BEKLEMEK BİZİ ZAYIFLATIR
Kongre Başkanı Psikiyatrist Doç. Dr. Ersin Uygun Avatar anime dizisinden örnekler vererek yaptığı sunumda şöyle seslendi: “Ben de Hataylıyım. Deprem bölgesinde Avatar bekleniyor ve Avatar’a ihtiyaç duyuluyor. Ama biliyorsunuz dizide Avatar’ın kurtarılmaya ihtiyacı olunca hava ulusunun havabükücüleri bir araya gelerek oluşturdukları girdapla Avatar’ı kurtarıyor. Deprem bölgesinde de bugün tüm havabükücüler bir araya gelmeli. Yani dayanışma. Bugün konteyner kentlerde yardım bekliyoruz. Oysa beklemek bizi zayıflatan bir şey. İyileşme sürecine depremzedeyi dahil etmek zorundayız. Travmaya karşı belki bir inşaatın yapımına katkıda bulanarak, bir başkasına sağlam bir ev yapmak onu kurtaracak. Burada işgücü yaratılmazsa insanların kentte kalması da mümkün olmaz. Bir şey üretmelerine destek olunmalı.” Hatay’da en ağır sorunun belirsizlik olduğunu aktaran Uygun, “Birçok kentte kalıcı kentlerin yeri belli. Hatta yapılıyor. Hatay’da ortada bir plan yok. İnsanlar bu kişi nasıl geçirecek bilmiyor. Çocuklar için güvenli alan yok çünkü okul yok. Bir araya gelen birkaç ailenin artık iş yükü kadınların omzunda. Bu belirsizlik tüketiyor” dedi.
HAYATI YENİDEN YEŞERTMEK
Kongrede bir konuşma yapan BirGün Gazetesi Yayın Danışmanı Semra Kardeşoğlu, Marmara ve Kahramanmaraş depremlerinde habercilik üzerine bir sunum yaptı. Deprem gibi afet süreçlerinde gazetecilerin aynı zamanda travmanın hedefi olduğunu savunan Kardeşoğlu, şunları söyledi: “Afet haberciliği Marmara Depremi’nden sonra hayatımıza girdi. Maraş depreminde ise çokça tartışılır oldu. Sayısız ölüme tanıklık etmek ve kimi zaman yardım edememek çok ağır bir yük. Öte yandan yapılan her haberin bir sorumluluğu var. 80’lerden itibaren medya kuruluşlarının sahiplerinin asıl işinin bambaşka sektörler oluşu habercilik anlayışını elbette olumsuz yönde etkiledi. Bugün medyanın tamamına yakınının ‘iktidar yanlısı’ bir noktaya gelişinin sonuçlarını Maraş depreminde fazlasıyla gördük.
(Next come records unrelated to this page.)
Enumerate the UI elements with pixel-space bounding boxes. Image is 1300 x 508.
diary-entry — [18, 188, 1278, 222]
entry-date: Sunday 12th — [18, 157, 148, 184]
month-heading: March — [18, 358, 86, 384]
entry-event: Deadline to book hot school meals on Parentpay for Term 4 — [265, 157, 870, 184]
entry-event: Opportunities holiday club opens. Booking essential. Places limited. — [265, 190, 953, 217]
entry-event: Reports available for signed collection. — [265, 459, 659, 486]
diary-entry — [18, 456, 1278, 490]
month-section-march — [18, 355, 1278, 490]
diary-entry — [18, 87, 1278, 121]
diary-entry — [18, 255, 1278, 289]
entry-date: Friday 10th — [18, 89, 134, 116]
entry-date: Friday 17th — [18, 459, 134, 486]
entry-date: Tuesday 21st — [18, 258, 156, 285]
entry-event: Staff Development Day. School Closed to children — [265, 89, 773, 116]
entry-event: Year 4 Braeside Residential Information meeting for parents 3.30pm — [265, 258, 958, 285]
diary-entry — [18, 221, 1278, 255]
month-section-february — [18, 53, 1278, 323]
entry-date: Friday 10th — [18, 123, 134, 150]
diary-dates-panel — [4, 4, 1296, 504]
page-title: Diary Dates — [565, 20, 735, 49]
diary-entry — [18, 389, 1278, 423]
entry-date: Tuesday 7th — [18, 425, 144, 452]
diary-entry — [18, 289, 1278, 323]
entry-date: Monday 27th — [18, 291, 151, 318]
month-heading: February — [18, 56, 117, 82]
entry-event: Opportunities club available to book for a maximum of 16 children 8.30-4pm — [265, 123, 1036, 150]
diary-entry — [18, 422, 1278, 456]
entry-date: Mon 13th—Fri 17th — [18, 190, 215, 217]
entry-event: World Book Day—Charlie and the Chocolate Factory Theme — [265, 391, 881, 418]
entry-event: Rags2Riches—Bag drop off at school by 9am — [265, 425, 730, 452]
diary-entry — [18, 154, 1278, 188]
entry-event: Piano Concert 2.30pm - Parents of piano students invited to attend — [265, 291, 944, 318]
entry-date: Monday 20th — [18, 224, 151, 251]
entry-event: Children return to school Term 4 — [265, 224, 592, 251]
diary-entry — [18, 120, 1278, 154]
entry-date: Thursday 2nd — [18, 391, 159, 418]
Depremzedeyi daha da örseleyen çok sayıda haber yayımlandı. En sevdiklerini, geçmiş ve geleceğini yitirmiş insanların görüntüleri üzerine sanki yaşanan çok az bir acıymış müzikle dramatize eden örnekler, binlerce kez dönen klipler, çocukların çarşaf çarşaf verilen fotoğrafları tüm bunlar travma değirmenine daha su taşımaz mı? 70 yılını geçirdiği evi yerle bir olan anıları da silinen insanlara “Konteynerler şahane olmuş, odaları var 21 metrekare” diye konteyner güzellemesi yapmanın nasıl bir anlamı olabilir? Sorumlu yayıncılık ilkesi ile hareket etmek bu kadar mı zor?”
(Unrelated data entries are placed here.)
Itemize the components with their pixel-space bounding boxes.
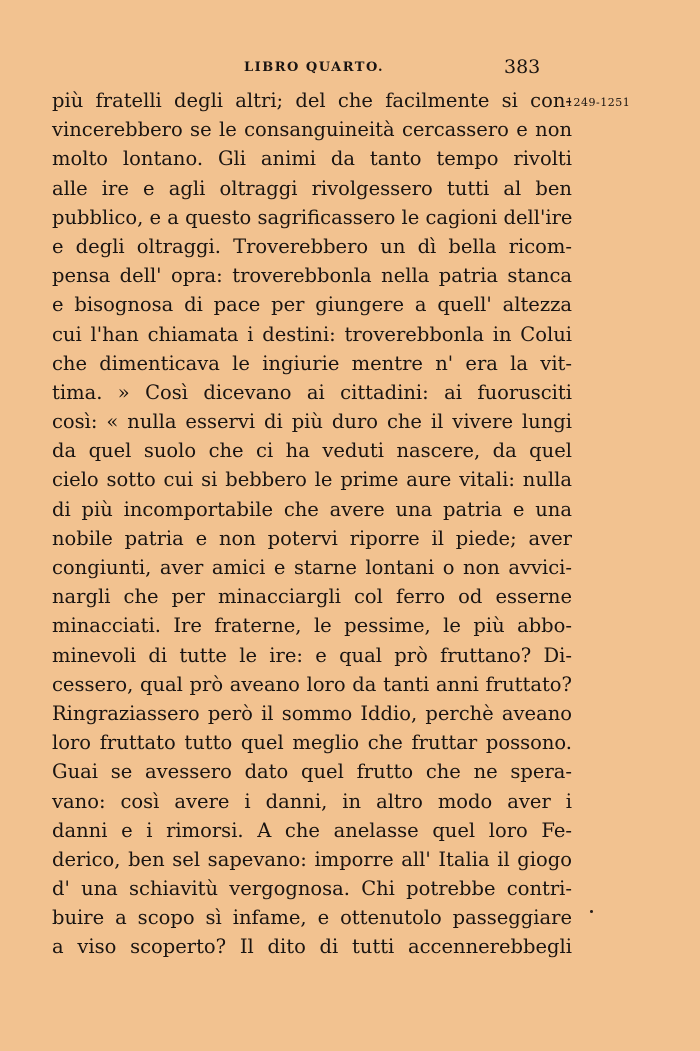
page-number: 383 — [504, 56, 541, 78]
text-line: minacciati. Ire fraterne, le pessime, le più abbo- — [52, 614, 572, 638]
text-line: cielo sotto cui si bebbero le prime aure vitali: nulla — [52, 468, 572, 492]
text-line: cessero, qual prò aveano loro da tanti anni fruttato? — [52, 672, 572, 696]
text-line: minevoli di tutte le ire: e qual prò fruttano? Di- — [52, 643, 572, 667]
text-line: Ringraziassero però il sommo Iddio, perchè aveano — [52, 701, 572, 725]
text-line: molto lontano. Gli animi da tanto tempo rivolti — [52, 147, 572, 171]
margin-date-note: 1249-1251 — [566, 96, 631, 109]
text-line: così: « nulla esservi di più duro che il vivere lungi — [52, 410, 572, 434]
text-line: congiunti, aver amici e starne lontani o non avvici- — [52, 556, 572, 579]
body-text — [52, 86, 572, 962]
text-line: che dimenticava le ingiurie mentre n' era la vit- — [52, 351, 572, 375]
text-line: buire a scopo sì infame, e ottenutolo passeggiare — [52, 906, 572, 930]
text-line: tima. » Così dicevano ai cittadini: ai fuorusciti — [52, 380, 572, 404]
text-line: a viso scoperto? Il dito di tutti accennerebbegli — [52, 935, 572, 959]
text-line: alle ire e agli oltraggi rivolgessero tutti al ben — [52, 176, 572, 200]
margin-dot — [590, 910, 593, 913]
text-line: pensa dell' opra: troverebbonla nella patria stanca — [52, 264, 572, 288]
running-head: LIBRO QUARTO. — [244, 60, 385, 75]
text-line: pubblico, e a questo sagrificassero le cagioni dell'ire — [52, 205, 573, 229]
text-line: derico, ben sel sapevano: imporre all' Italia il giogo — [52, 847, 572, 871]
text-line: vano: così avere i danni, in altro modo aver i — [52, 789, 572, 813]
text-line: nobile patria e non potervi riporre il piede; aver — [52, 526, 572, 550]
text-line: vincerebbero se le consanguineità cercassero e non — [52, 118, 572, 142]
text-line: di più incomportabile che avere una patria e una — [52, 497, 572, 521]
text-line: da quel suolo che ci ha veduti nascere, da quel — [52, 439, 572, 463]
text-line: e degli oltraggi. Troverebbero un dì bella ricom- — [52, 234, 572, 258]
text-line: cui l'han chiamata i destini: troverebbonla in Colui — [52, 322, 572, 346]
text-line: e bisognosa di pace per giungere a quell' altezza — [52, 293, 572, 317]
text-line: d' una schiavitù vergognosa. Chi potrebbe contri- — [52, 877, 572, 901]
text-line: Guai se avessero dato quel frutto che ne spera- — [52, 760, 572, 784]
text-line: danni e i rimorsi. A che anelasse quel loro Fe- — [52, 818, 572, 842]
text-line: nargli che per minacciargli col ferro od esserne — [52, 585, 572, 609]
text-line: loro fruttato tutto quel meglio che fruttar possono. — [52, 731, 572, 755]
text-line: più fratelli degli altri; del che facilmente si con- — [52, 89, 572, 112]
Gazetecinin mağdurun, güçsüzün ve ezilenden yana olması gerektiğini savunan Kardeşoğlu, deprem bölgesinde hayatın yeniden yeşermesi için sorumlu ve ilkeli bir gazetecilik anlayışının güçlendirilmesi gerektiğini aktardı.
Aynı bölümde konuşan Psikiyatrist Prof. Dr. Burhanettin Kaya da, deprem döneminde haberlerin örseleyiciliği üzerine yaptığı sunumda zarar veren haberlerden örnekler sundu. Kaya şöyle konuştu: Habercilik adına habersizleştirme, iletişim adına manipülasyon ve şaşırtmaca, kamuoyu oluşturma adına tekellerin, egemenlerin, iktidarın sözcülüğünü yapma yoluyla medyanın örseliyor. Ötekileştiren, saldırgan, ayrımcı bir dil, bir söylem üretiliyor. Ana akım medya militarist, toplumsal çatışmaları yeniden üretiyor. Deprem boyunca yapılan çok sayıda haberde hem acı hem sevincin pornografisi yapıldı. Tüm bunlar örseliyor.”